In this conversation, Ben Bates, Cresset’s Managing Director of Private Markets, sat down with Kevin Kingman and Michael Farello of L Catterton for a discussion on the U.S. consumer and factors the speakers believe are important beyond short-term headlines. Drawing on L Catterton’s proprietary research and long history of consumer-focused investing, the discussion explored why recession fears had not materialized at the time of the conversation, how consumer fundamentals were described as supportive of spending, and where longer-term structural shifts may be creating opportunities across categories.
Key Themes
Consumer Fundamentals and the Headlines
Despite a year dominated by recession talk, tariff anxiety, and volatile sentiment, L Catterton’s outlook for consumer spending was described as relatively steady. The speakers emphasized that consumer behavior has historically tracked fundamentals—employment, wage growth, balance sheets, and household wealth—more closely than consumer sentiment surveys, which they noted can reflect media narratives rather than actual spending behavior.
Tariffs, Inflation, and Consumer Conditions
Early concerns around tariffs and renewed inflation were viewed by the speakers as less severe than initially anticipated. Companies adapted supply chains, negotiated outcomes reduced the effective impact, and inflationary pressure appeared more gradual than acute. These changes occurred during a period when consumers were described as being relatively well positioned, supported by employment levels, real wage growth, and household balance sheets.

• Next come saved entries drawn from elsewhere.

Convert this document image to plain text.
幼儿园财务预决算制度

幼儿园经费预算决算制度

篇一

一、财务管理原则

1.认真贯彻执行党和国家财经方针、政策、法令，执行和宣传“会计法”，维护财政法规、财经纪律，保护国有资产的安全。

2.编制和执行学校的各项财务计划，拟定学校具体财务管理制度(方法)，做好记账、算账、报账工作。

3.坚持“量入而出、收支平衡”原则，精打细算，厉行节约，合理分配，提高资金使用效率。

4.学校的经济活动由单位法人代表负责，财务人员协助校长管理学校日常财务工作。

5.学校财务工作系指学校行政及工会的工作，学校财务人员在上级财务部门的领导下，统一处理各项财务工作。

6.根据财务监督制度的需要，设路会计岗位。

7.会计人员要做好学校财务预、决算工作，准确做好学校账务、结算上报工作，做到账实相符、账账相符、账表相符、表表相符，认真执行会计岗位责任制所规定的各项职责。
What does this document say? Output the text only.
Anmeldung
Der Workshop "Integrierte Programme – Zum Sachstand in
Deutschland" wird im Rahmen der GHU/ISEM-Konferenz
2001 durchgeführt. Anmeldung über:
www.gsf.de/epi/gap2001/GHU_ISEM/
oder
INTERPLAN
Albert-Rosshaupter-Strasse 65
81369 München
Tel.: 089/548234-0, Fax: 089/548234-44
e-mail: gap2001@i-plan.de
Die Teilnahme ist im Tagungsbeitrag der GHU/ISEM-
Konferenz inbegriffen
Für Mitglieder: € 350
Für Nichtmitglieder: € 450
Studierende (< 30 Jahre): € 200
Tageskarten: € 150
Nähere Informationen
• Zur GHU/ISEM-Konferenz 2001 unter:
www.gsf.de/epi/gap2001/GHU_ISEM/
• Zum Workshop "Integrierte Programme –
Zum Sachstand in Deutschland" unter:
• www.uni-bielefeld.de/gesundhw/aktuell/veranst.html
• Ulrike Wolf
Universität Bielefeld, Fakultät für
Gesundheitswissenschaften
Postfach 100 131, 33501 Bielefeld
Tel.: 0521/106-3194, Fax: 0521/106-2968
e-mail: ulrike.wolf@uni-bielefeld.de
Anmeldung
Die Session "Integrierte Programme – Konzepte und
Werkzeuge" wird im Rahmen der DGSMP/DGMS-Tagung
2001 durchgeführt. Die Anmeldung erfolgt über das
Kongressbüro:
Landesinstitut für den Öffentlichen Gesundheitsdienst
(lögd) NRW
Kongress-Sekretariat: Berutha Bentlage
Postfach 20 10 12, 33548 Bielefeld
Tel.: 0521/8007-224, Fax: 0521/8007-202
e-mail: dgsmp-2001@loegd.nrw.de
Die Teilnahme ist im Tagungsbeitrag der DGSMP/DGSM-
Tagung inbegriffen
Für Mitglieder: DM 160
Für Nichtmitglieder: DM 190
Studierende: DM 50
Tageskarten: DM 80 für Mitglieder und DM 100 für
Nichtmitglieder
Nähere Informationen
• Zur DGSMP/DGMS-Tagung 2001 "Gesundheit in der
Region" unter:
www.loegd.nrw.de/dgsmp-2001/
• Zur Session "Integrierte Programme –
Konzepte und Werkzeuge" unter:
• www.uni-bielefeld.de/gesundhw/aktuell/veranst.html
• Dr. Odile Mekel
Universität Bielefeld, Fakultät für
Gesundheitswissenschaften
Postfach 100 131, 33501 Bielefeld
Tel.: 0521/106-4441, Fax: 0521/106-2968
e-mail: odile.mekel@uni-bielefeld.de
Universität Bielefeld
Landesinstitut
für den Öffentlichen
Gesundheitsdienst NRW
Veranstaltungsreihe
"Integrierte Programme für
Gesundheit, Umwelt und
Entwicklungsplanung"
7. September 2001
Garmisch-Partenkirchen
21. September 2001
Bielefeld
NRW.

Why “The Consumer” Is the Wrong Lens
A central takeaway was the importance of segmentation. U.S. spending was described as being disproportionately driven by more affluent households, whose incomes and consumption patterns have historically been more stable across cycles. This was cited as one factor that may help explain why stress in some mass-market segments can coexist with relative strength in premium categories—and why investors may focus on specific consumer segments rather than broad averages.
Finding Growth Beyond the Cycle
L Catterton described its approach as identifying subsectors growing faster than their broader categories, and then seeking businesses that may be gaining share within those areas. Rather than mirroring consumer spending broadly, the focus is on areas aligned with longer-term structural trends, including premium leisure, health and wellness, and performance-oriented products.
AI, Automation, and the Next Consumer Landscape
The conversation closed with a forward-looking discussion on AI and robotics as potentially significant forces shaping consumer industries. AI was described as influencing discovery, personalization, and cost structures, while robotics may affect logistics, retail, healthcare, and services. The speakers discussed potential opportunities emerging at what they described as the “implications layer,” as categories, value chains, and profit pools may be evolving.